If there is one concept that is essential to understanding Shinto — and one that is most easily misunderstood — it is kami. The word is routinely translated as 'god' or 'deity,' but these English words carry associations that actively mislead. Kami is not God with a capital G. It is something far more fluid, more plural, more embedded in the natural world than the Western monotheistic concept allows.
The 18th-century scholar Motoori Norinaga offered what remains the most widely cited definition: kami refers to anything that evokes a profound sense of awe. This includes the great mythological deities — Amaterasu (the sun goddess who is the ancestral deity of the imperial line), Susanoo (the storm deity), Okuninushi (the deity of nation-building and relationships) — but it does not stop there. Mountains are kami. Rivers are kami. Ancient trees are kami. Unusually shaped rocks are kami. Foxes, deer, and serpents can be kami or their messengers. Thunderstorms are kami. The force that makes rice grow is kami. Deceased ancestors who are revered by their descendants become kami. Even living people who inspire extraordinary awe — emperors, great warriors, profound scholars — have been recognized as kami.
The phrase yaoyorozu no kami — often translated as 'eight million gods' but really meaning 'countless kami' — captures the Shinto sense that the sacred is not concentrated in a single supreme being but distributed throughout the entire fabric of existence. You do not look up to find kami; you look around.
This is fundamentally different from the God of Christianity, Islam, or Judaism in several critical ways. First, kami are not transcendent — they do not exist outside or above the natural world but within it. The boundary between the natural and the supernatural barely exists in Shinto thought. Second, kami are not omniscient or omnipotent. They have personalities, preferences, and even flaws. Mythological kami quarrel, make mistakes, feel jealousy, and behave in ways that would be scandalous if attributed to a monotheistic God. Third, kami are not morally absolute. Each kami has both a gentle, nurturing aspect (nigimitama) and a fierce, destructive aspect (aramitama). The same deity that brings life-giving rain can also unleash devastating floods.
Perhaps most importantly, the relationship between humans and kami is not one of absolute submission to an all-powerful creator. It is reciprocal. Humans honor kami through offerings, purification, and festivals; in return, kami provide protection, blessings, and the sustaining forces of nature. If the kami are neglected — if offerings cease, if shrines fall into disrepair, if festivals are abandoned — the kami may become wrathful or simply withdraw their blessings. This reciprocity is at the heart of why shrine maintenance and festival participation are taken so seriously.
New kami continue to be created. The most famous modern example is the deification of Emperor Meiji and his consort at Meiji Jingu in Tokyo, established in 1920. Sugawara no Michizane, a 9th-century scholar-politician who died in exile, was enshrined as the kami Tenjin after a series of disasters attributed to his angry spirit — making him the patron deity of scholarship. The process of becoming a kami is not reserved for the distant past.

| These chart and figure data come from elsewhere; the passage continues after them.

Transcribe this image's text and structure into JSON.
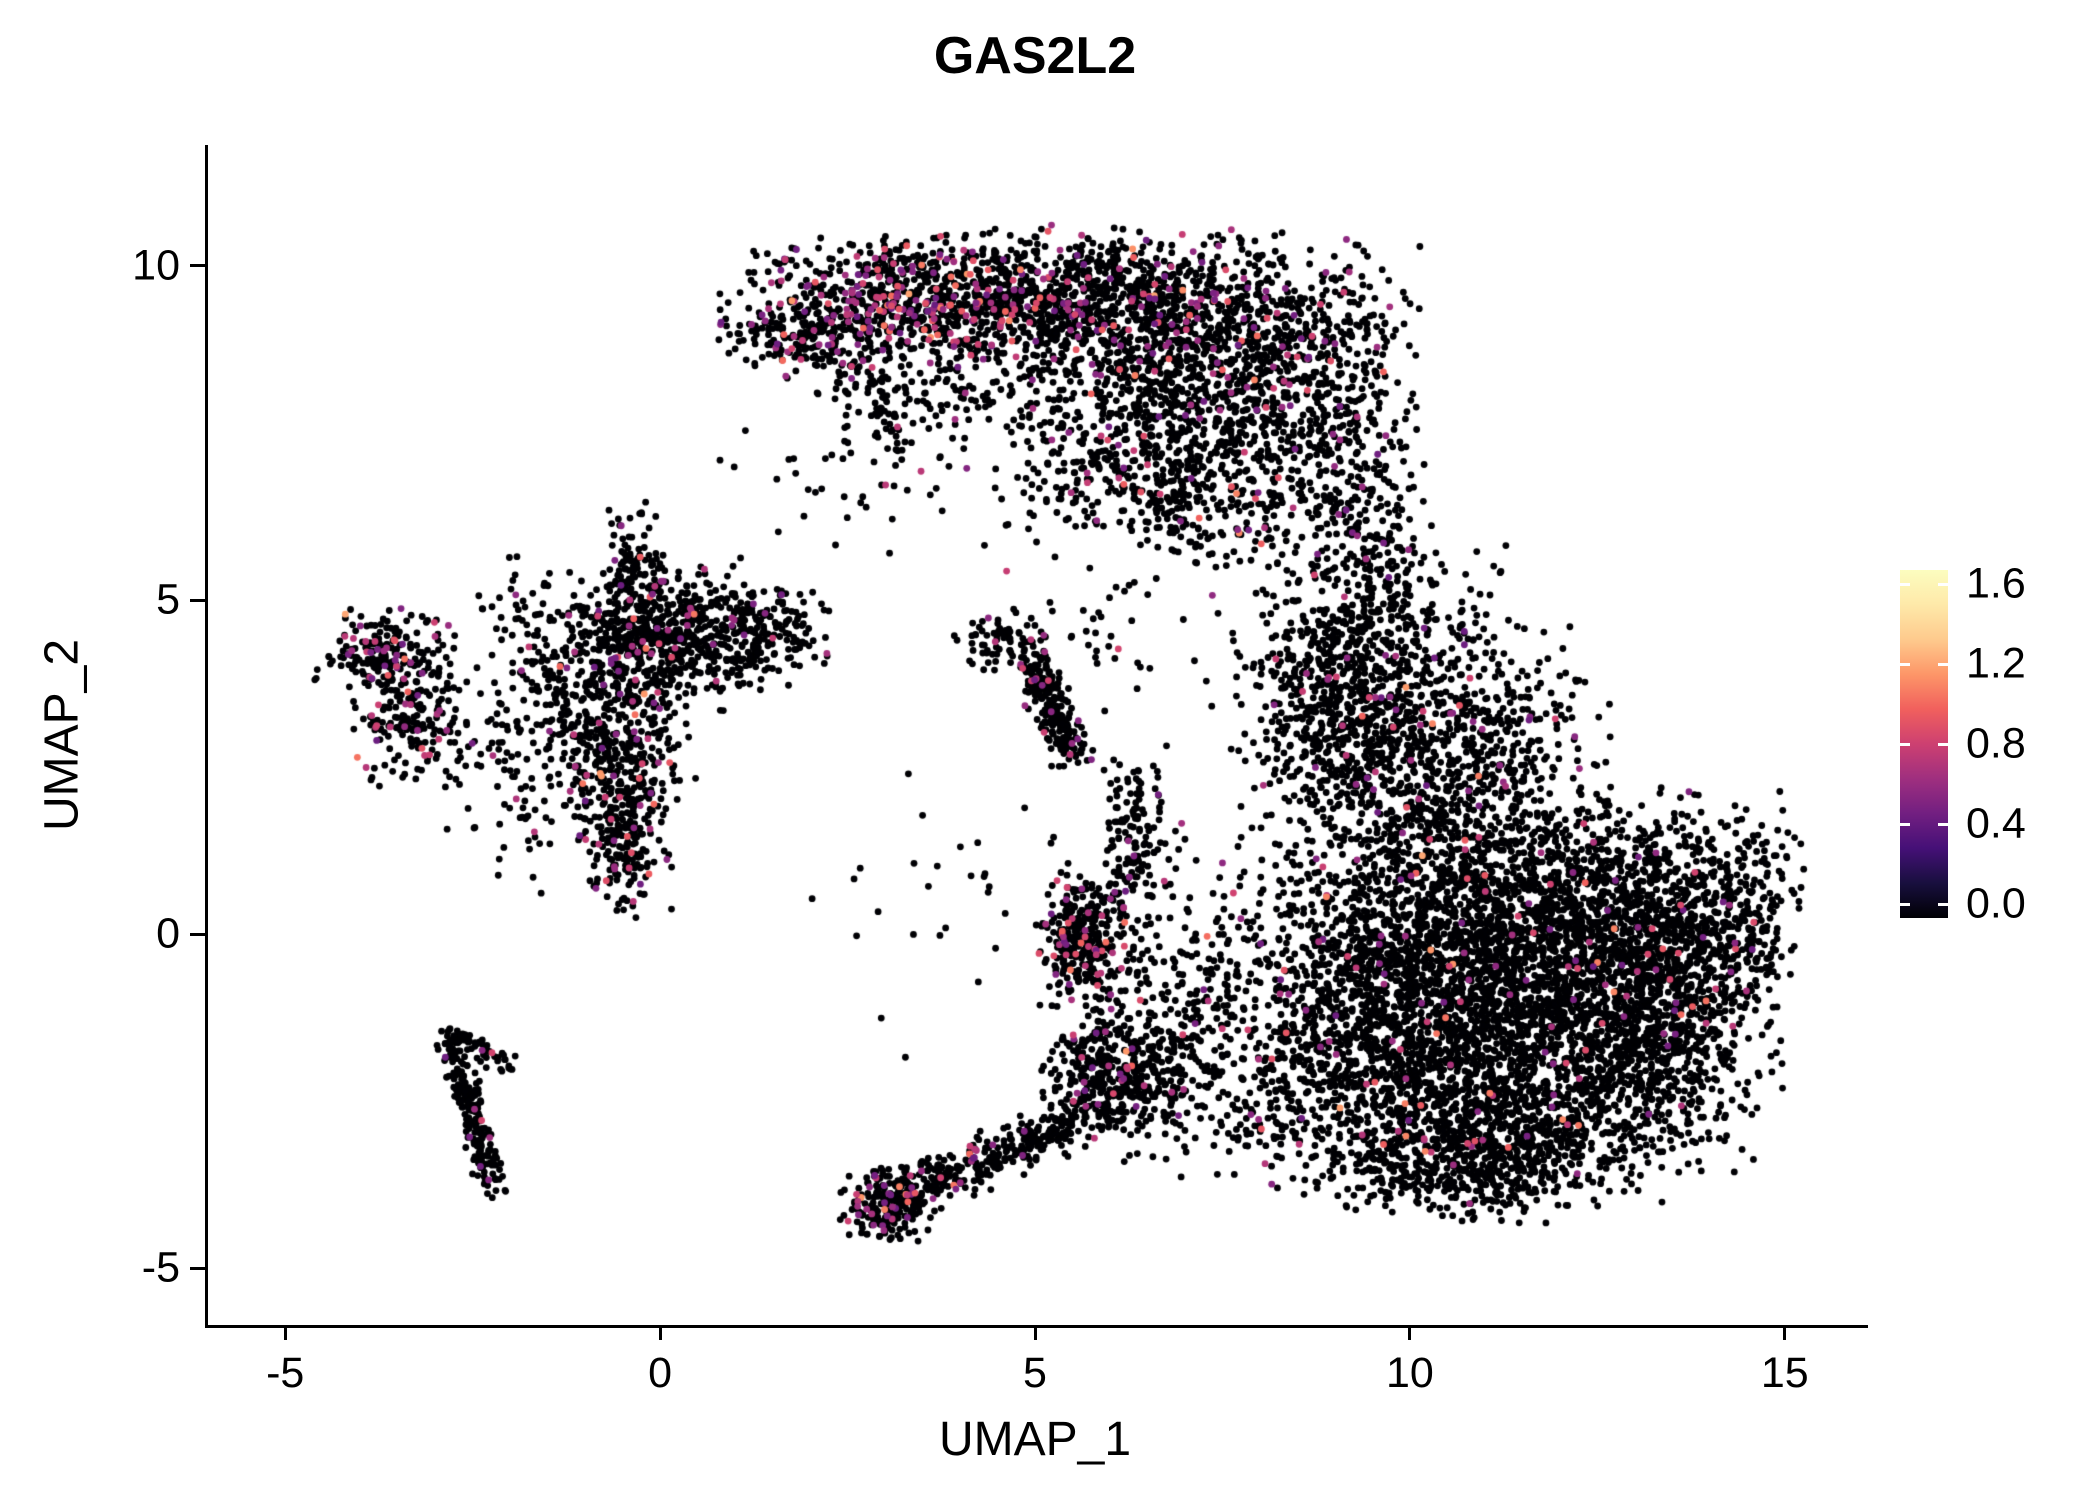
{
  "page": {
    "background": "#ffffff"
  },
  "chart_data": {
    "type": "scatter",
    "title": "GAS2L2",
    "xlabel": "UMAP_1",
    "ylabel": "UMAP_2",
    "xlim": [
      -6.07,
      16.07
    ],
    "ylim": [
      -5.85,
      11.81
    ],
    "x_ticks": [
      -5,
      0,
      5,
      10,
      15
    ],
    "y_ticks": [
      -5,
      0,
      5,
      10
    ],
    "grid": false,
    "point_radius_px": 3.4,
    "seed": 20240613,
    "text_color": "#000000",
    "axis_color": "#000000",
    "colormap": {
      "name": "magma",
      "stops": [
        {
          "t": 0.0,
          "c": "#000004"
        },
        {
          "t": 0.1,
          "c": "#180f3e"
        },
        {
          "t": 0.2,
          "c": "#451077"
        },
        {
          "t": 0.3,
          "c": "#721f81"
        },
        {
          "t": 0.4,
          "c": "#9f2f7f"
        },
        {
          "t": 0.5,
          "c": "#cd4071"
        },
        {
          "t": 0.6,
          "c": "#f1605d"
        },
        {
          "t": 0.7,
          "c": "#fd9668"
        },
        {
          "t": 0.8,
          "c": "#feca8d"
        },
        {
          "t": 0.9,
          "c": "#fee9a9"
        },
        {
          "t": 1.0,
          "c": "#fcfdbf"
        }
      ]
    },
    "colorbar": {
      "position": "right",
      "ticks": [
        1.6,
        1.2,
        0.8,
        0.4,
        0.0
      ],
      "value_min": 0.0,
      "value_max": 1.6,
      "bar_value_range": [
        -0.07,
        1.67
      ],
      "tick_mark_color": "#ffffff"
    },
    "expression_values": {
      "value_base": 0.45,
      "value_spread": 0.32,
      "value_max": 1.55
    },
    "clusters": [
      {
        "kind": "gauss",
        "cx": 3.2,
        "cy": 9.55,
        "sx": 1.1,
        "sy": 0.42,
        "n": 650,
        "colored_frac": 0.22
      },
      {
        "kind": "gauss",
        "cx": 5.6,
        "cy": 9.5,
        "sx": 1.3,
        "sy": 0.5,
        "n": 850,
        "colored_frac": 0.12
      },
      {
        "kind": "gauss",
        "cx": 7.3,
        "cy": 8.5,
        "sx": 1.05,
        "sy": 0.85,
        "n": 850,
        "colored_frac": 0.07
      },
      {
        "kind": "gauss",
        "cx": 6.6,
        "cy": 6.95,
        "sx": 0.95,
        "sy": 0.6,
        "n": 420,
        "colored_frac": 0.05
      },
      {
        "kind": "gauss",
        "cx": 9.0,
        "cy": 8.3,
        "sx": 0.5,
        "sy": 0.9,
        "n": 280,
        "colored_frac": 0.05
      },
      {
        "kind": "gauss",
        "cx": 4.6,
        "cy": 8.3,
        "sx": 1.2,
        "sy": 0.6,
        "n": 260,
        "colored_frac": 0.08
      },
      {
        "kind": "gauss",
        "cx": 1.8,
        "cy": 8.85,
        "sx": 0.45,
        "sy": 0.28,
        "n": 130,
        "colored_frac": 0.14
      },
      {
        "kind": "strip",
        "x1": 2.2,
        "y1": 9.0,
        "x2": 3.1,
        "y2": 7.5,
        "jitter": 0.25,
        "n": 90,
        "colored_frac": 0.08
      },
      {
        "kind": "gauss",
        "cx": 9.35,
        "cy": 5.4,
        "sx": 0.45,
        "sy": 1.1,
        "n": 320,
        "colored_frac": 0.04
      },
      {
        "kind": "gauss",
        "cx": 8.8,
        "cy": 4.1,
        "sx": 0.55,
        "sy": 0.7,
        "n": 200,
        "colored_frac": 0.05
      },
      {
        "kind": "gauss",
        "cx": 11.4,
        "cy": -1.3,
        "sx": 1.55,
        "sy": 1.05,
        "n": 2100,
        "colored_frac": 0.03
      },
      {
        "kind": "gauss",
        "cx": 12.6,
        "cy": 0.3,
        "sx": 1.15,
        "sy": 0.85,
        "n": 1150,
        "colored_frac": 0.03
      },
      {
        "kind": "gauss",
        "cx": 10.4,
        "cy": 1.4,
        "sx": 0.95,
        "sy": 1.15,
        "n": 850,
        "colored_frac": 0.04
      },
      {
        "kind": "gauss",
        "cx": 9.7,
        "cy": -0.6,
        "sx": 0.8,
        "sy": 1.0,
        "n": 650,
        "colored_frac": 0.03
      },
      {
        "kind": "gauss",
        "cx": 11.0,
        "cy": -2.9,
        "sx": 1.35,
        "sy": 0.55,
        "n": 750,
        "colored_frac": 0.03
      },
      {
        "kind": "gauss",
        "cx": 14.0,
        "cy": 0.1,
        "sx": 0.5,
        "sy": 0.75,
        "n": 280,
        "colored_frac": 0.03
      },
      {
        "kind": "gauss",
        "cx": 9.1,
        "cy": 2.9,
        "sx": 0.65,
        "sy": 0.95,
        "n": 380,
        "colored_frac": 0.05
      },
      {
        "kind": "gauss",
        "cx": 10.6,
        "cy": 3.3,
        "sx": 0.95,
        "sy": 0.65,
        "n": 300,
        "colored_frac": 0.04
      },
      {
        "kind": "gauss",
        "cx": 10.2,
        "cy": 4.6,
        "sx": 0.7,
        "sy": 0.55,
        "n": 110,
        "colored_frac": 0.04
      },
      {
        "kind": "gauss",
        "cx": 10.8,
        "cy": -3.6,
        "sx": 0.8,
        "sy": 0.35,
        "n": 240,
        "colored_frac": 0.03
      },
      {
        "kind": "gauss",
        "cx": 13.3,
        "cy": -1.6,
        "sx": 0.7,
        "sy": 0.7,
        "n": 350,
        "colored_frac": 0.03
      },
      {
        "kind": "gauss",
        "cx": -3.7,
        "cy": 4.15,
        "sx": 0.42,
        "sy": 0.33,
        "n": 200,
        "colored_frac": 0.16
      },
      {
        "kind": "gauss",
        "cx": -3.3,
        "cy": 3.15,
        "sx": 0.38,
        "sy": 0.42,
        "n": 170,
        "colored_frac": 0.14
      },
      {
        "kind": "gauss",
        "cx": -0.5,
        "cy": 4.25,
        "sx": 0.75,
        "sy": 0.55,
        "n": 420,
        "colored_frac": 0.07
      },
      {
        "kind": "gauss",
        "cx": 0.4,
        "cy": 4.6,
        "sx": 0.65,
        "sy": 0.45,
        "n": 320,
        "colored_frac": 0.05
      },
      {
        "kind": "gauss",
        "cx": -0.35,
        "cy": 5.35,
        "sx": 0.18,
        "sy": 0.5,
        "n": 110,
        "colored_frac": 0.05
      },
      {
        "kind": "gauss",
        "cx": -0.7,
        "cy": 2.75,
        "sx": 0.5,
        "sy": 0.55,
        "n": 280,
        "colored_frac": 0.09
      },
      {
        "kind": "gauss",
        "cx": -0.5,
        "cy": 1.45,
        "sx": 0.28,
        "sy": 0.55,
        "n": 200,
        "colored_frac": 0.12
      },
      {
        "kind": "gauss",
        "cx": 1.25,
        "cy": 4.5,
        "sx": 0.5,
        "sy": 0.3,
        "n": 140,
        "colored_frac": 0.05
      },
      {
        "kind": "gauss",
        "cx": -1.3,
        "cy": 3.6,
        "sx": 0.85,
        "sy": 0.95,
        "n": 140,
        "colored_frac": 0.06
      },
      {
        "kind": "gauss",
        "cx": 4.6,
        "cy": 4.35,
        "sx": 0.35,
        "sy": 0.22,
        "n": 80,
        "colored_frac": 0.05
      },
      {
        "kind": "strip",
        "x1": 4.95,
        "y1": 4.0,
        "x2": 5.5,
        "y2": 2.6,
        "jitter": 0.14,
        "n": 230,
        "colored_frac": 0.08
      },
      {
        "kind": "strip",
        "x1": -2.85,
        "y1": -1.55,
        "x2": -2.25,
        "y2": -3.85,
        "jitter": 0.1,
        "n": 200,
        "colored_frac": 0.05
      },
      {
        "kind": "strip",
        "x1": -2.8,
        "y1": -1.5,
        "x2": -2.05,
        "y2": -1.95,
        "jitter": 0.08,
        "n": 60,
        "colored_frac": 0.05
      },
      {
        "kind": "gauss",
        "cx": 3.0,
        "cy": -4.05,
        "sx": 0.3,
        "sy": 0.25,
        "n": 200,
        "colored_frac": 0.1
      },
      {
        "kind": "strip",
        "x1": 3.2,
        "y1": -3.9,
        "x2": 5.6,
        "y2": -2.75,
        "jitter": 0.18,
        "n": 320,
        "colored_frac": 0.08
      },
      {
        "kind": "strip",
        "x1": 5.6,
        "y1": -2.75,
        "x2": 6.9,
        "y2": -1.6,
        "jitter": 0.22,
        "n": 150,
        "colored_frac": 0.05
      },
      {
        "kind": "gauss",
        "cx": 7.2,
        "cy": -0.9,
        "sx": 0.95,
        "sy": 1.15,
        "n": 380,
        "colored_frac": 0.04
      },
      {
        "kind": "gauss",
        "cx": 6.3,
        "cy": 1.5,
        "sx": 0.2,
        "sy": 0.6,
        "n": 130,
        "colored_frac": 0.06
      },
      {
        "kind": "gauss",
        "cx": 5.62,
        "cy": -0.05,
        "sx": 0.3,
        "sy": 0.5,
        "n": 300,
        "colored_frac": 0.12
      },
      {
        "kind": "gauss",
        "cx": 6.3,
        "cy": -2.2,
        "sx": 0.5,
        "sy": 0.6,
        "n": 170,
        "colored_frac": 0.05
      },
      {
        "kind": "gauss",
        "cx": 5.7,
        "cy": -1.9,
        "sx": 0.3,
        "sy": 0.35,
        "n": 120,
        "colored_frac": 0.08
      },
      {
        "kind": "gauss",
        "cx": 8.3,
        "cy": -2.4,
        "sx": 0.7,
        "sy": 0.7,
        "n": 150,
        "colored_frac": 0.03
      },
      {
        "kind": "gauss",
        "cx": 2.5,
        "cy": 6.8,
        "sx": 0.8,
        "sy": 0.6,
        "n": 50,
        "colored_frac": 0.05
      },
      {
        "kind": "gauss",
        "cx": 6.5,
        "cy": 4.8,
        "sx": 1.2,
        "sy": 0.8,
        "n": 60,
        "colored_frac": 0.05
      },
      {
        "kind": "gauss",
        "cx": 4.2,
        "cy": 0.5,
        "sx": 1.2,
        "sy": 1.2,
        "n": 40,
        "colored_frac": 0.05
      },
      {
        "kind": "gauss",
        "cx": 7.8,
        "cy": 6.2,
        "sx": 0.8,
        "sy": 0.5,
        "n": 120,
        "colored_frac": 0.05
      },
      {
        "kind": "gauss",
        "cx": -1.7,
        "cy": 2.2,
        "sx": 0.6,
        "sy": 0.7,
        "n": 80,
        "colored_frac": 0.08
      }
    ]
  }
}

For visitors from monotheistic backgrounds, the most helpful mindset may be this: rather than thinking of kami as 'Japanese gods' (which invites comparison to a very different theological framework), think of them as sacred presences. They are the forces, beings, and qualities in the world that inspire awe, gratitude, and reverence. Some are named, storied figures from mythology; others are the unnamed, felt presences in a moss-covered forest, a crashing waterfall, or the stillness of an ancient shrine at dusk.
Understanding kami does not require belief. It requires attention — the willingness to notice that the world is more than just material, that certain places and moments carry a charge that goes beyond the merely physical. This sensibility is, in many ways, the door through which Shinto invites all visitors to enter.